Selon Precepta, le grand enjeu de ces prochains mois sera de se positionner sur le marché de la complémentaire santé aux entreprises privées qui s'ouvre en grand aux professionnelles suite à l’abandon des désignations. «
Cette généralisation de la complémentaire santé aux entreprises du privé se présente désormais comme une formidable opportunité de développement pour la profession. Mais, entre stratégies de volume par conquête agressive et stratégies de valorisation du conseil et de la qualité de service, des choix clairs et cohérents sont impératifs. » Clairement, la généralisation de la complémentaire santé constitue « un véritable test pour les positionnements stratégiques des cabinets. » Un test qu'il faudra transformer au plus vite !
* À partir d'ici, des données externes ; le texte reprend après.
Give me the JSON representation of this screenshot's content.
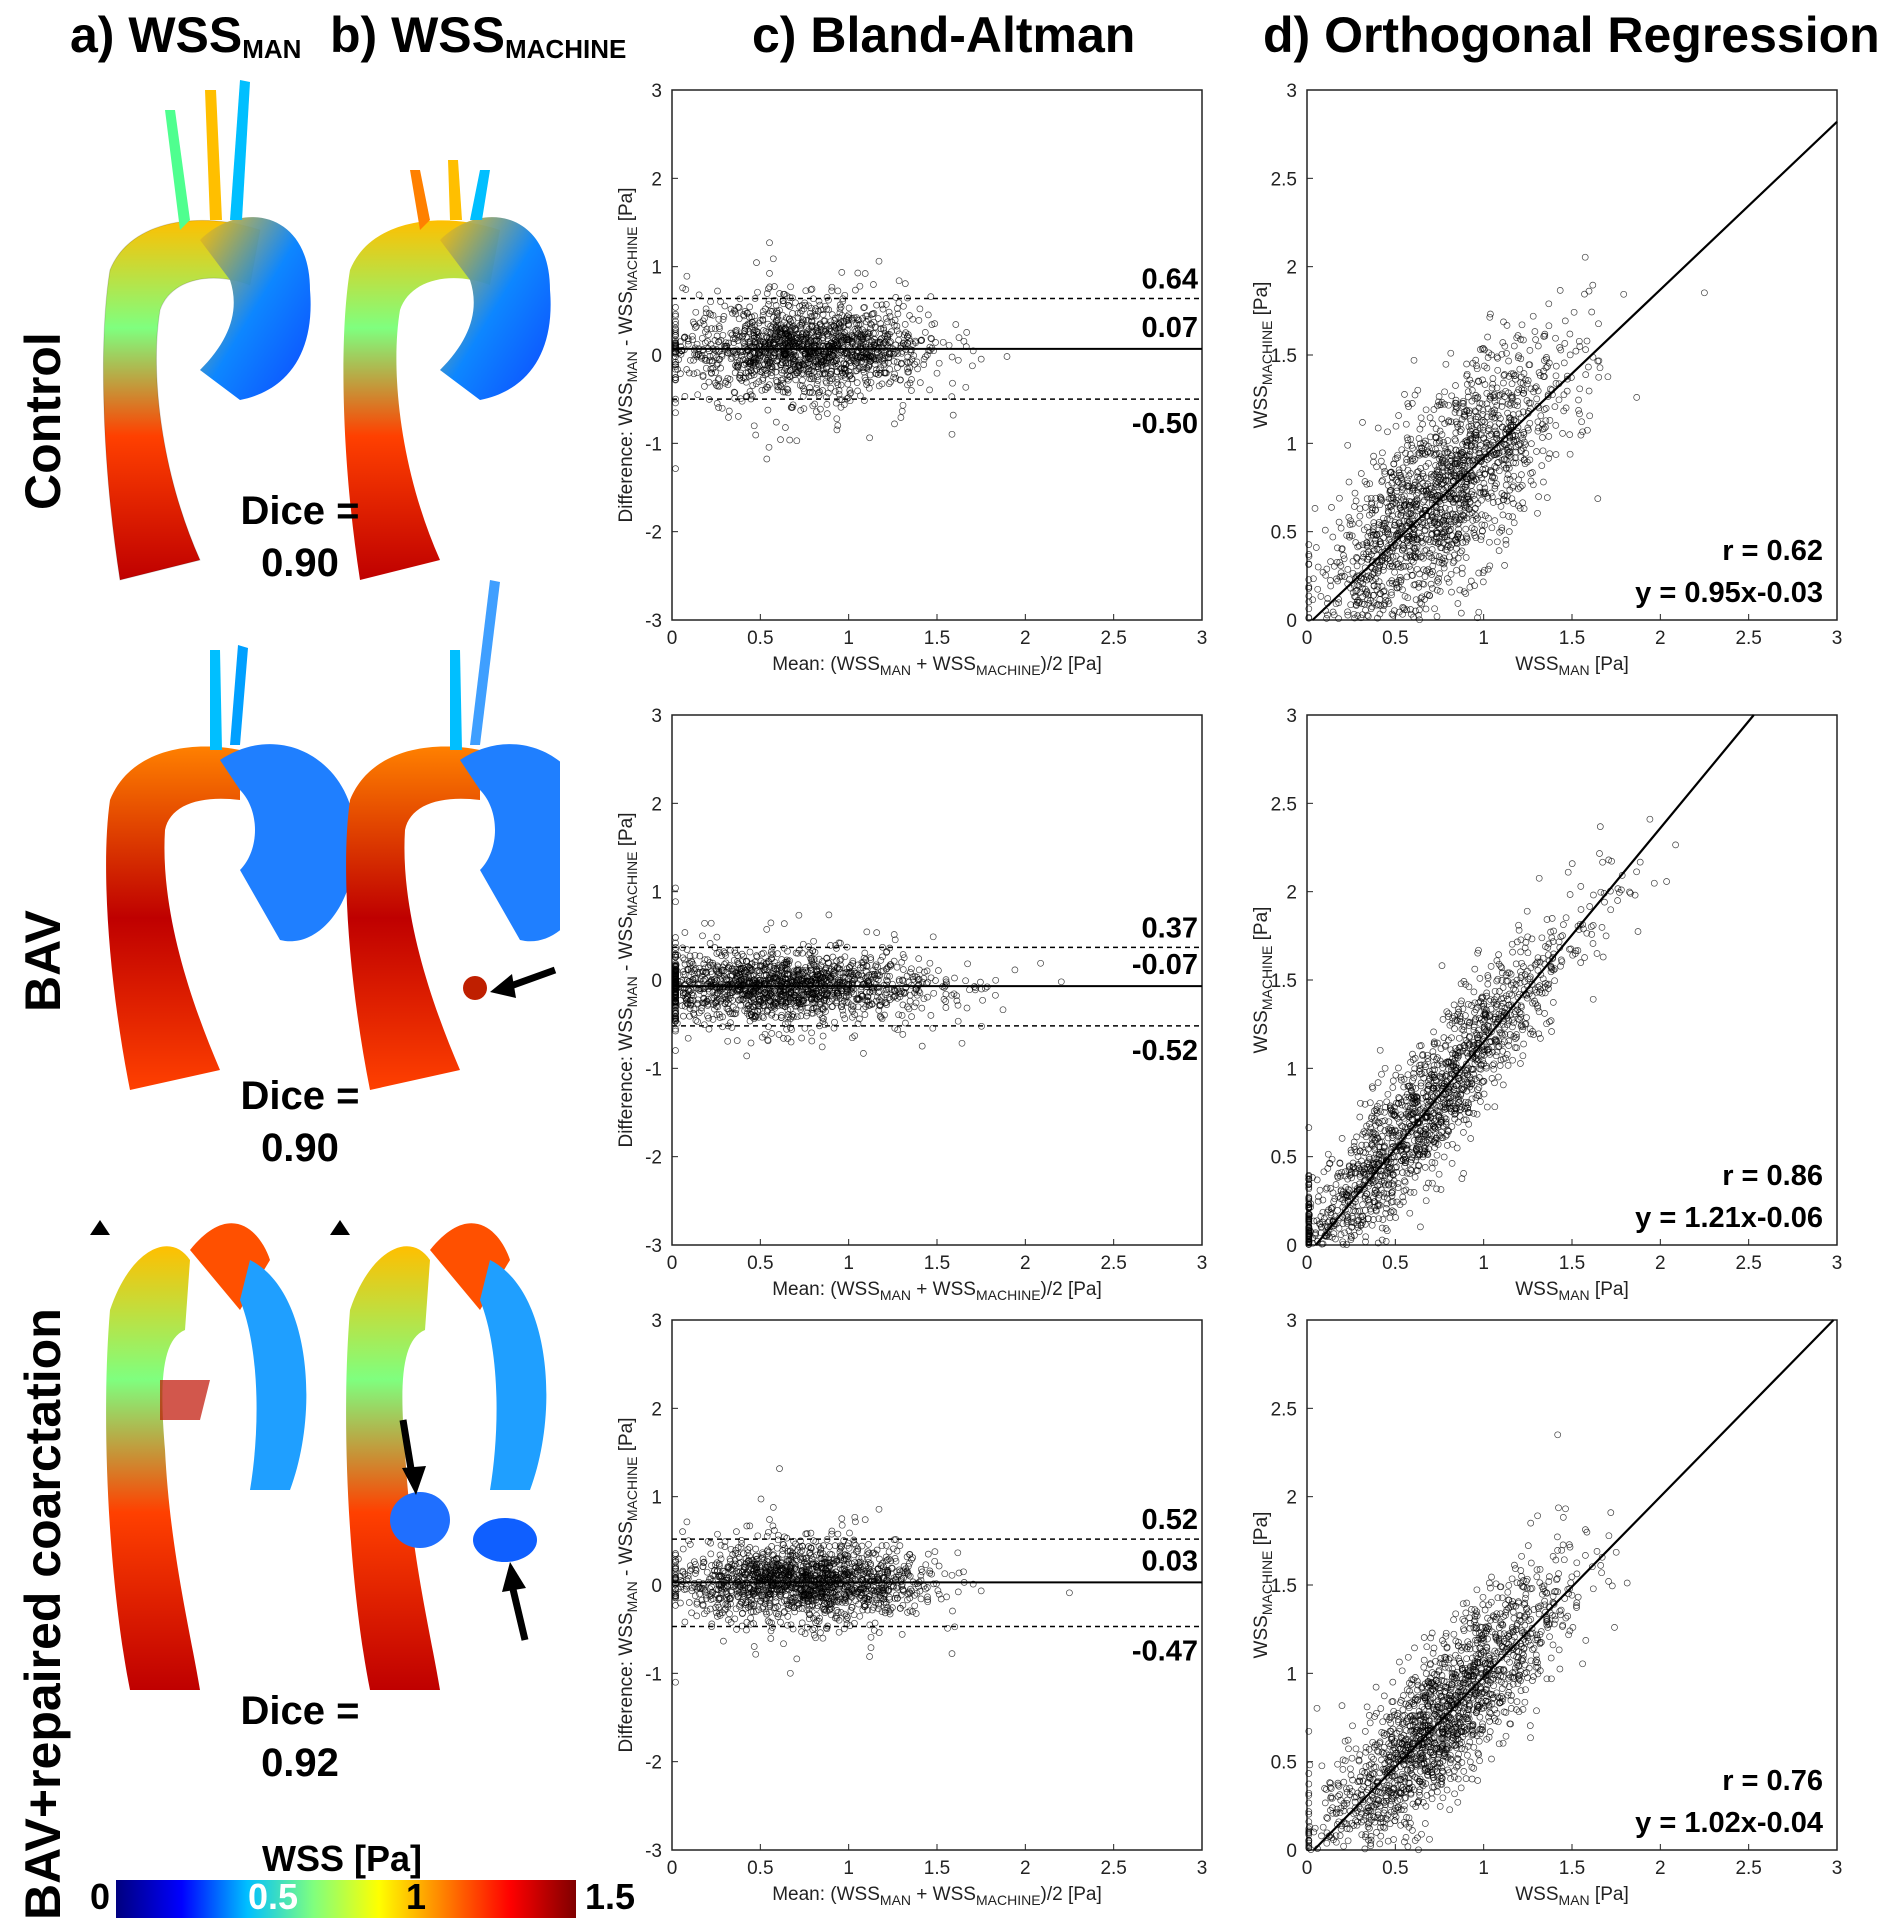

La taille critique plus que jamais d’actualité

Face à une concurrence en mouvement, et à un coût d'acquisition clientèle toujours plus élevé, le courtage d’assurances n’échappe pas à la nécessité de recherche de taille critique. « Plusieurs facteurs incitent d’ores et déjà à un mouvement de concentration : baisse des niveaux de commissionnement, nécessité d’investir dans la gestion et le digital, augmentation des coûts d’acquisition client. » Et les prochaines années promettent une accélération de la concentration puisqu'en effet, la population des professionnels du courtage est vieillissante et les nombreux départs à la retraite de ces professionnels seront autant d'opportunités de développement pour ceux qui resteront. « Les fournisseurs vont en outre miser sur les cabinets leur offrant les perspectives de croissance les plus fortes, et donc sur ceux les plus ambitieux en termes de croissance externe. Un processus cumulatif qui devrait accélérer le mouvement de recherche d’effet taille pour bénéficier des meilleurs commissionnements de la part des fournisseurs. »

A suivre dans ce secteur en franchise :

Sagesse, un réseau développé en licence de marques depuis 2010 : Maitrisant parfaitement les produits des compagnies généralistes et spécialistes, Sagesse développe et commercialise ses propres contrats d’assurances dits « contrats de groupements ». Le réseau cultive sur la totalité des secteurs d’assurances du marché des valeurs positives au niveau de son image. Pour rejoindre ce réseau né en 1987 dans le grand Sud-Ouest, les licenciés doivent disposer d'un apport personnel de 30.000 € (droit d'entrée 15.000 € - investissement global 30.000 €). Le CA réalisable après 2 ans est estimé à 45.000 €.

D'autres intervenants en réseau se placent également sur le secteur du courtage en assurances en parallèle d'une activité de courtage en crédit. Il s'agit notamment des réseaux comme :

Socrédit : Développé en commission affiliation, ce jeune réseau lancé en 2014 est spécialiste du courtage en crédits pour les particuliers. Pour rejoindre ce réseau, le candidat doit disposer d'un apport personnel de 5.000 € (droit d'entrée 0 € - investissement global 40.000 €). Le CA réalisable à 2 ans est estimé à 180.000 €.

Crédit Conseil de France : Développé en franchise depuis 2009, cette enseigne est spécialiste du financement aux particuliers. Elle propose à ses clients des prêts immobiliers et prêts personnel ainsi que des assurances de prêt. Pour rejoindre ce réseau, le candidat doit disposer d'un apport personnel de 0 € (droit d'entrée 30.000 € - investissement global entre 60.000 et 70.000 €). Le CA réalisable à deux ans est estimé à 200.000 €.